More broadly, closing the substantial income gap with most other OECD countries will critically depend on boosting productivity growth.



Since 1985 New Zealand's growth in multi-factor productivity has been the third weakest in the OECD, at about a quarter of the rate of its peers.

Investment in physical capital per worker is only 63 per cent of the OECD average.

"A major goal should be to create a more welcoming environment for business and labour, with fewer distortions to saving, investment and work incentives," it says.

It recommends lowering the corporate tax rate at least enough to catch up with the OECD average and, as fiscal circumstances permit, reducing the gaps between the company, trust and top personal tax rates.

The distortionary costs of taxation could be reduced by shifting the tax mix towards more efficient taxes such as GST.

English said the only tax issue the Government was working on at the moment was whether it could afford to go ahead with the income tax cuts it had promised for next year and the year after.

The Treasury has argued that the current tax system is over-reliant, in a globalised world, on taxing company profits and personal income, especially of the richest 10 per cent of taxpayers who provide about half the income tax take.
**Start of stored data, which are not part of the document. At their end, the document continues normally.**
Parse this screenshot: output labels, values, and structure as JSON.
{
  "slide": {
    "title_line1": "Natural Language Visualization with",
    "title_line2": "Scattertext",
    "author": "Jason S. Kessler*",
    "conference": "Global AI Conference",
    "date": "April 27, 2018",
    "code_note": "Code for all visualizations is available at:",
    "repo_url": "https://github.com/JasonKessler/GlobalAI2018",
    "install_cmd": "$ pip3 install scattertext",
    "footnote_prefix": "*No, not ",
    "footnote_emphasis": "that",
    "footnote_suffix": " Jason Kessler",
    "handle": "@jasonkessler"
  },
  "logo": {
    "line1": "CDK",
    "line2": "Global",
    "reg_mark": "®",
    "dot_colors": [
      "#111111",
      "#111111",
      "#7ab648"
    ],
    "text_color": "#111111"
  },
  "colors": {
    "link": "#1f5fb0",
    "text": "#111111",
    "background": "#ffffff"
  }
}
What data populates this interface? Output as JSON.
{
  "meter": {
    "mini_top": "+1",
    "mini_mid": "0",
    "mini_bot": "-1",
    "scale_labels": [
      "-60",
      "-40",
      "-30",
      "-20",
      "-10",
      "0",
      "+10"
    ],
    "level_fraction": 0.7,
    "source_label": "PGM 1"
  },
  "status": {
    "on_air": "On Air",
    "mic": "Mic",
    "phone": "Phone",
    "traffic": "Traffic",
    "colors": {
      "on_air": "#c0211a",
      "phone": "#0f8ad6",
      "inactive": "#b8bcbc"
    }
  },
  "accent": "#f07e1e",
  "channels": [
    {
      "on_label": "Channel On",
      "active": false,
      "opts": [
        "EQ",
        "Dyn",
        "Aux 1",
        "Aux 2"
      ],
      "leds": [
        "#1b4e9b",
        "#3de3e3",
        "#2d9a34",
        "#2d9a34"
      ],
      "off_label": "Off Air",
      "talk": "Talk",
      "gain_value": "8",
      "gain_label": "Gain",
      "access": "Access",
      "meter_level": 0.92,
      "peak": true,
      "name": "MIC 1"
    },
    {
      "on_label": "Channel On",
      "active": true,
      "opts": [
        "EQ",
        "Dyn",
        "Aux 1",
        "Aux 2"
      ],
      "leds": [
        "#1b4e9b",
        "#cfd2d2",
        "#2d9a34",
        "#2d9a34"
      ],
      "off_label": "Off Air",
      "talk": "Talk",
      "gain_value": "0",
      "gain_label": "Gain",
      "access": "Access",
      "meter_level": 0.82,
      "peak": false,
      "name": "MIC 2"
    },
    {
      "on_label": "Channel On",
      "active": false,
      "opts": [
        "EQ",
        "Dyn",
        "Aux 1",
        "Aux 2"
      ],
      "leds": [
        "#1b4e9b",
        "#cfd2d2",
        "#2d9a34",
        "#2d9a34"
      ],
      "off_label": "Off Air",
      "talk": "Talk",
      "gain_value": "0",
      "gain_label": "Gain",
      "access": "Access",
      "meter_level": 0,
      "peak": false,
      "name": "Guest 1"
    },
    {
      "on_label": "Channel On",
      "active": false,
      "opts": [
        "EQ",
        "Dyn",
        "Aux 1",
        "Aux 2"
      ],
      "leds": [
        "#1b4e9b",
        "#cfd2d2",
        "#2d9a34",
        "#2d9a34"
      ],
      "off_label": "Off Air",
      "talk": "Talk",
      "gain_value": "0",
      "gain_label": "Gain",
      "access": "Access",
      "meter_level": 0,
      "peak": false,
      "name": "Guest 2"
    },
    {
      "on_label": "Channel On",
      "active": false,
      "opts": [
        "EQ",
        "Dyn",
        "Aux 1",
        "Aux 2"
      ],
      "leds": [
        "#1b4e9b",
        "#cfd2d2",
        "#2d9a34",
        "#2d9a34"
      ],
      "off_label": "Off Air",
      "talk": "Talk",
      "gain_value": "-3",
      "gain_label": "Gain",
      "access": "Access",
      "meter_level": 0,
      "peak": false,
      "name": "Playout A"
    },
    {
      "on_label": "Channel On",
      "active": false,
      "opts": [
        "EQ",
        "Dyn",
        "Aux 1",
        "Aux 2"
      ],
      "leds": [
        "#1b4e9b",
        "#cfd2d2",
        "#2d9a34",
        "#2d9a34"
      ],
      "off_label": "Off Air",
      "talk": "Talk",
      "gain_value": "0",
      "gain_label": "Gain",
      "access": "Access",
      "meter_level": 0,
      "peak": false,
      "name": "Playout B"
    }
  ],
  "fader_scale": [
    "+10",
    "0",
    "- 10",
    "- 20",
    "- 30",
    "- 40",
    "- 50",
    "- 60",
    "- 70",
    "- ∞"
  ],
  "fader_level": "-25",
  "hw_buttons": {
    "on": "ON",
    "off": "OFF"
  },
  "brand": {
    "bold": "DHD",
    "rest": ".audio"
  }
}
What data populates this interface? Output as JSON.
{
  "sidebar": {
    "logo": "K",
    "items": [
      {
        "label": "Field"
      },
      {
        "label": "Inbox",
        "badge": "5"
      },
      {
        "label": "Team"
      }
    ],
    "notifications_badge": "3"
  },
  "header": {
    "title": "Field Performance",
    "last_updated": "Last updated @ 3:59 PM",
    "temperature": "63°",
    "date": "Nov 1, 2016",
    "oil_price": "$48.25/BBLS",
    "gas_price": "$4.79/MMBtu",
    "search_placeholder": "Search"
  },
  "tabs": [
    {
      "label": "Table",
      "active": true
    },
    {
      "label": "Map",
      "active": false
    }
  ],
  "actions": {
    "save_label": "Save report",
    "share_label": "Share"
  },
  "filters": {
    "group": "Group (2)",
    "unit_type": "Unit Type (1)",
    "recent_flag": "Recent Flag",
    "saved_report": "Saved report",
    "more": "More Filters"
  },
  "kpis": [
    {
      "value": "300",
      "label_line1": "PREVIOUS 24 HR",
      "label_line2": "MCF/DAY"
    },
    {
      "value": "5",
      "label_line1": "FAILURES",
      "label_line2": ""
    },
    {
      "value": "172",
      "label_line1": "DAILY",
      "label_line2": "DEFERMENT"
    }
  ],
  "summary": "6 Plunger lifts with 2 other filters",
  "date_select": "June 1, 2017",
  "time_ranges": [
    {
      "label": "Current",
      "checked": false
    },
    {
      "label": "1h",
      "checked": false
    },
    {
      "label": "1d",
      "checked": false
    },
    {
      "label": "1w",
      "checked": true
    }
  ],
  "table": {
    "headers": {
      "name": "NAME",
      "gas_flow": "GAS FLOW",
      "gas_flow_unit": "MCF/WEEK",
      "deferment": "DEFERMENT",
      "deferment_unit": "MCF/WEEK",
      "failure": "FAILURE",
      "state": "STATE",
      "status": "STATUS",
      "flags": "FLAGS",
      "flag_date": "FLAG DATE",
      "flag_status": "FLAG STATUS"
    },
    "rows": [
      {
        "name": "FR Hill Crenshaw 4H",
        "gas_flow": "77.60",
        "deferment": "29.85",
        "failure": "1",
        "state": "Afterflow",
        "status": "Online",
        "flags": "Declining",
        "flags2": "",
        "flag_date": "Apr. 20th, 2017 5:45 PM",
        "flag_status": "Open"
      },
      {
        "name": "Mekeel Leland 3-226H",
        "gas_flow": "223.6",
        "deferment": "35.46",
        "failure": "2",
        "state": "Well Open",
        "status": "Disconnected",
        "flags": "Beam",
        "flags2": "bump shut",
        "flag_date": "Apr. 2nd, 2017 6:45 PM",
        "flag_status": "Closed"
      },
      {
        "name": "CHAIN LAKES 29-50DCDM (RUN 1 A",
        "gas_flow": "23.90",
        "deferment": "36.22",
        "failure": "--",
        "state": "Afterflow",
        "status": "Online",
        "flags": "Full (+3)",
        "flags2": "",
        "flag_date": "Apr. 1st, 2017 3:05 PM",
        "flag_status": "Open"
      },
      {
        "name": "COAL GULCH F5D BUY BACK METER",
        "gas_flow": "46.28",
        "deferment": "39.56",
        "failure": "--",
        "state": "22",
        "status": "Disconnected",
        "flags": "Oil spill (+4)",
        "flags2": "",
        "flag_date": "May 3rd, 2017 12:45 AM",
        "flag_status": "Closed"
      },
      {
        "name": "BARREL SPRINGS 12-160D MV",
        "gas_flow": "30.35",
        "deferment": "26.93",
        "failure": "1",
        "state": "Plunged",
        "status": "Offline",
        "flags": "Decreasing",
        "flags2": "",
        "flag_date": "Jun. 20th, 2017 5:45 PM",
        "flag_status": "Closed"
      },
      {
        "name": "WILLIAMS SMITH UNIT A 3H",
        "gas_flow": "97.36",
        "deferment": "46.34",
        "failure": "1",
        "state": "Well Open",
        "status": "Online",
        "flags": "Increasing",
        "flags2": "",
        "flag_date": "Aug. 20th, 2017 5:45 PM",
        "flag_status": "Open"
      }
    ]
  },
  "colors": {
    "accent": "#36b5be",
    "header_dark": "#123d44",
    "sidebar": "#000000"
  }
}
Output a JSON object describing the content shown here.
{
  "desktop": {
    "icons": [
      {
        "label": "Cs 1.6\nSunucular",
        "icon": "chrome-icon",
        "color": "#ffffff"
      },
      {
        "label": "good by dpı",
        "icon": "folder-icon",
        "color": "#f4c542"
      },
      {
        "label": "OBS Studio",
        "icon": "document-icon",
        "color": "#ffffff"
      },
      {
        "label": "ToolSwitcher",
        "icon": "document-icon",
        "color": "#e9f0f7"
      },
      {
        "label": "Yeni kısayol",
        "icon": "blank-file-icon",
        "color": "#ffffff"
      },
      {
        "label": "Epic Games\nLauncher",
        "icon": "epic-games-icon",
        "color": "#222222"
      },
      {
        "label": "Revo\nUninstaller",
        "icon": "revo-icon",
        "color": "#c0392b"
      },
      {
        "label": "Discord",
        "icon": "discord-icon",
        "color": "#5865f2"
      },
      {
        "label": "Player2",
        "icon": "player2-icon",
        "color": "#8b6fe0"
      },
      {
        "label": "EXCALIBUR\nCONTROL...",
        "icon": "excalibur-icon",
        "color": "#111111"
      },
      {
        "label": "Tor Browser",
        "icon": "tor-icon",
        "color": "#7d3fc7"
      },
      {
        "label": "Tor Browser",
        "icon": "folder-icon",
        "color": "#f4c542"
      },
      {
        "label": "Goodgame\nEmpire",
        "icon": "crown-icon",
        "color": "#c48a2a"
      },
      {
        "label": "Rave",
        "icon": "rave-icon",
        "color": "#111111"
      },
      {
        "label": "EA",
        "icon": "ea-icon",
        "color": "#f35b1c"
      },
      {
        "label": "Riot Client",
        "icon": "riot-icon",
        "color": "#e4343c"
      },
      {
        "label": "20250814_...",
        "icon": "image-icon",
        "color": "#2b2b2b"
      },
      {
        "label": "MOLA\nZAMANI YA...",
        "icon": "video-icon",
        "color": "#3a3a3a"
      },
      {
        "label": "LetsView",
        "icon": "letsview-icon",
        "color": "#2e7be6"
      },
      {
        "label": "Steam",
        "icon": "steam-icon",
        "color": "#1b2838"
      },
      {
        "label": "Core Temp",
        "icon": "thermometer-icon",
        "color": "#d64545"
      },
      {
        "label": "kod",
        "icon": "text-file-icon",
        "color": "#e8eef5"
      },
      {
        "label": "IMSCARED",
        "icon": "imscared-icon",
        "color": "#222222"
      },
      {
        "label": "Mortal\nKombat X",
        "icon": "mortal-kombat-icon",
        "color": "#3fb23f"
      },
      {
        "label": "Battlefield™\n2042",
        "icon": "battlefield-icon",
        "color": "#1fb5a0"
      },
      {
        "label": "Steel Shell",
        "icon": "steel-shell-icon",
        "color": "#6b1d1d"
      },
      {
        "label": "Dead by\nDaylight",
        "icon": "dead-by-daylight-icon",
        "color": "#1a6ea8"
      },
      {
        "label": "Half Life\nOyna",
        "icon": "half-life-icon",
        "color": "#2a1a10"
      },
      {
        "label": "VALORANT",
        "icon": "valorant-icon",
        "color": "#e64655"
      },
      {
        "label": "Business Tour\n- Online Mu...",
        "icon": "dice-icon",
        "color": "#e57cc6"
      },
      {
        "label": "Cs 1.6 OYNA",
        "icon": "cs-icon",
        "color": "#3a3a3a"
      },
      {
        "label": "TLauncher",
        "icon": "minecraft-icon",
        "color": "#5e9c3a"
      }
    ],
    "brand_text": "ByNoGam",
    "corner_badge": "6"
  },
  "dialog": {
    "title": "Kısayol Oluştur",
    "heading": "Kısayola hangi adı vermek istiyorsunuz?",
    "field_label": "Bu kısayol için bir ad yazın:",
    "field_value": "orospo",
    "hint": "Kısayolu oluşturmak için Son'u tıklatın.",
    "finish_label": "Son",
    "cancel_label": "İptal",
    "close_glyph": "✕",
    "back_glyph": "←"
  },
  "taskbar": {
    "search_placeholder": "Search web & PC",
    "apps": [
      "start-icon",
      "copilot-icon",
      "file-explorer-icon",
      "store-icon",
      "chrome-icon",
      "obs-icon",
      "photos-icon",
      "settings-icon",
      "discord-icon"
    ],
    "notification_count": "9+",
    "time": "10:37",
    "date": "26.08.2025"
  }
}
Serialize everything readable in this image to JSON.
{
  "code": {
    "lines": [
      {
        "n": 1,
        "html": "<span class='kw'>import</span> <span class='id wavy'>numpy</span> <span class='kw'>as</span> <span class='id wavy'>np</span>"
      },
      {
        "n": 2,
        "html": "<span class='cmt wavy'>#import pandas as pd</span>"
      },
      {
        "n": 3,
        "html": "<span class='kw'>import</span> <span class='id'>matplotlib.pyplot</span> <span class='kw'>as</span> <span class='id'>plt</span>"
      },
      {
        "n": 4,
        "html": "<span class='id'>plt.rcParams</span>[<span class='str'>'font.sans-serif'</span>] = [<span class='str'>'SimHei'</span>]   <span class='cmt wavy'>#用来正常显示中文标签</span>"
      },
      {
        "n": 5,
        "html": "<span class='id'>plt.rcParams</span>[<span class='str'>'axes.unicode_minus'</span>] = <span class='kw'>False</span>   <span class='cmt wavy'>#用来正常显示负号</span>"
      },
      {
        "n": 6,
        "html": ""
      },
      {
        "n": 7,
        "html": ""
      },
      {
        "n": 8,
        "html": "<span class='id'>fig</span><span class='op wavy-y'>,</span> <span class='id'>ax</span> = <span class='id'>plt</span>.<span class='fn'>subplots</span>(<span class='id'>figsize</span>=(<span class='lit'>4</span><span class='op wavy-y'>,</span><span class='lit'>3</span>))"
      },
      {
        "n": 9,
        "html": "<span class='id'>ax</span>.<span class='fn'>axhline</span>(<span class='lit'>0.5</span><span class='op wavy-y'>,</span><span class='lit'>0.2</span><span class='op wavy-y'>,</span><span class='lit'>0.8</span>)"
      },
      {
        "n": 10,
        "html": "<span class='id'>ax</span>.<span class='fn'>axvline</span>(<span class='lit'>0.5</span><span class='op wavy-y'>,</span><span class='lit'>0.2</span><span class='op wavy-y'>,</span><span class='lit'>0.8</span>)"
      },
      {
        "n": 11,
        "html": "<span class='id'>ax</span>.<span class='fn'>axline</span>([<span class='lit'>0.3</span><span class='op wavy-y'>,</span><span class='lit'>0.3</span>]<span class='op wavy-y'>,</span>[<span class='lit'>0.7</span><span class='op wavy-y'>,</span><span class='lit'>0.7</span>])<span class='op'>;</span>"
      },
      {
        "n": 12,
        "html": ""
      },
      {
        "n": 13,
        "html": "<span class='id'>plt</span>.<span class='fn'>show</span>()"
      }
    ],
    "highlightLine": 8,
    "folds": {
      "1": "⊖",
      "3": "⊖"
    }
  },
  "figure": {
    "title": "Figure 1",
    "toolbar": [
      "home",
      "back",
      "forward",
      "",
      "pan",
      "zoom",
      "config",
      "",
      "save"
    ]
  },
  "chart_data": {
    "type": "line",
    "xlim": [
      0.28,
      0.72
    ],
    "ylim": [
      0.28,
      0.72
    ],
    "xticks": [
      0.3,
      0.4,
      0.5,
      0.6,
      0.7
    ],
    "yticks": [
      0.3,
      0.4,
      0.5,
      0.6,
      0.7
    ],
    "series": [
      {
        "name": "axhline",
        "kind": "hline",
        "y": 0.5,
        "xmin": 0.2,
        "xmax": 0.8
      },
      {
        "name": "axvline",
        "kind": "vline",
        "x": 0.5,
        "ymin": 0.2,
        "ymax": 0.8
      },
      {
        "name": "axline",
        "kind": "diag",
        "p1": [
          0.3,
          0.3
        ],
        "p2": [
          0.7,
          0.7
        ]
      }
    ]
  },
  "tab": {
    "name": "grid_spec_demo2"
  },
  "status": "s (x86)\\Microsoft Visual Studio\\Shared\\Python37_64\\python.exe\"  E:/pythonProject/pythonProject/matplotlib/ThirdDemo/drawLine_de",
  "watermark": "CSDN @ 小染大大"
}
"Shifting the tax bases around is a longer-term issue we are not focused on right now," English said. "In the shorter term the focus is on reducing tax rates and the fiscal stimulus but, longer term, efficiency at raising is going to become a big policy focus."

No decisions have yet been made about the next two years' tax cuts.

"We have said we would like to do them if they are affordable. We have to look at the debt impact because the [December] projections had debt rising indefinitely. We said that wasn't acceptable," he said. "We have ruled out a number of things that would have an impact on that debt. We are going to maintain entitlements, for instance. So that means we have to pay quite a bit of attention to where we do have some discretion."

Opposition Leader Phil Goff said the OECD's forecast that the economy would remain in recession through the rest of the year before recovering only hesitantly next year was at odds with Prime Minister John Key's view of an aggressive recovery beginning late this year or early next year.

Two-thirds of the fiscal stimulus which had taken place already was in Labour's Budget last year, he said.

He noted the OECD's observation that tax cuts tend to be less effective than increased Government spending (if judiciously chosen) as a boost to demand.

The tax cuts at the start of this month were especially impotent, Goff said, as they were targeted at those on higher incomes who would be more inclined to save them than spend them.

"I expect the Government will not go ahead with the tax cuts [promised for 2010 and 2011] which ironically will leave most New Zealanders worse off than they would have been under Labour's package," he said.

Goff reject the calls to sell state assets.

"Nor would we suggest loading on to people an extra burden of GST in order to cut company tax and tax on higher incomes. That's simply unrealistic and unacceptable."

THE REPORT

The Paris-based OECD delivered its biennial report on New Zealand's economy on Thursday.

It suggests:
* Raising the age of eligibility for NZ Super and unlinking it from the average wage.
* Lowering company tax and the top income tax rate but raising GST.
* Privatising Air New Zealand, KiwiRail, KiwiBank, Solid Energy and the three state-owned electricity generators.
* Overhauling funder/provider relationships in the health sector.
* Making more use of the toll roads and congestion charging.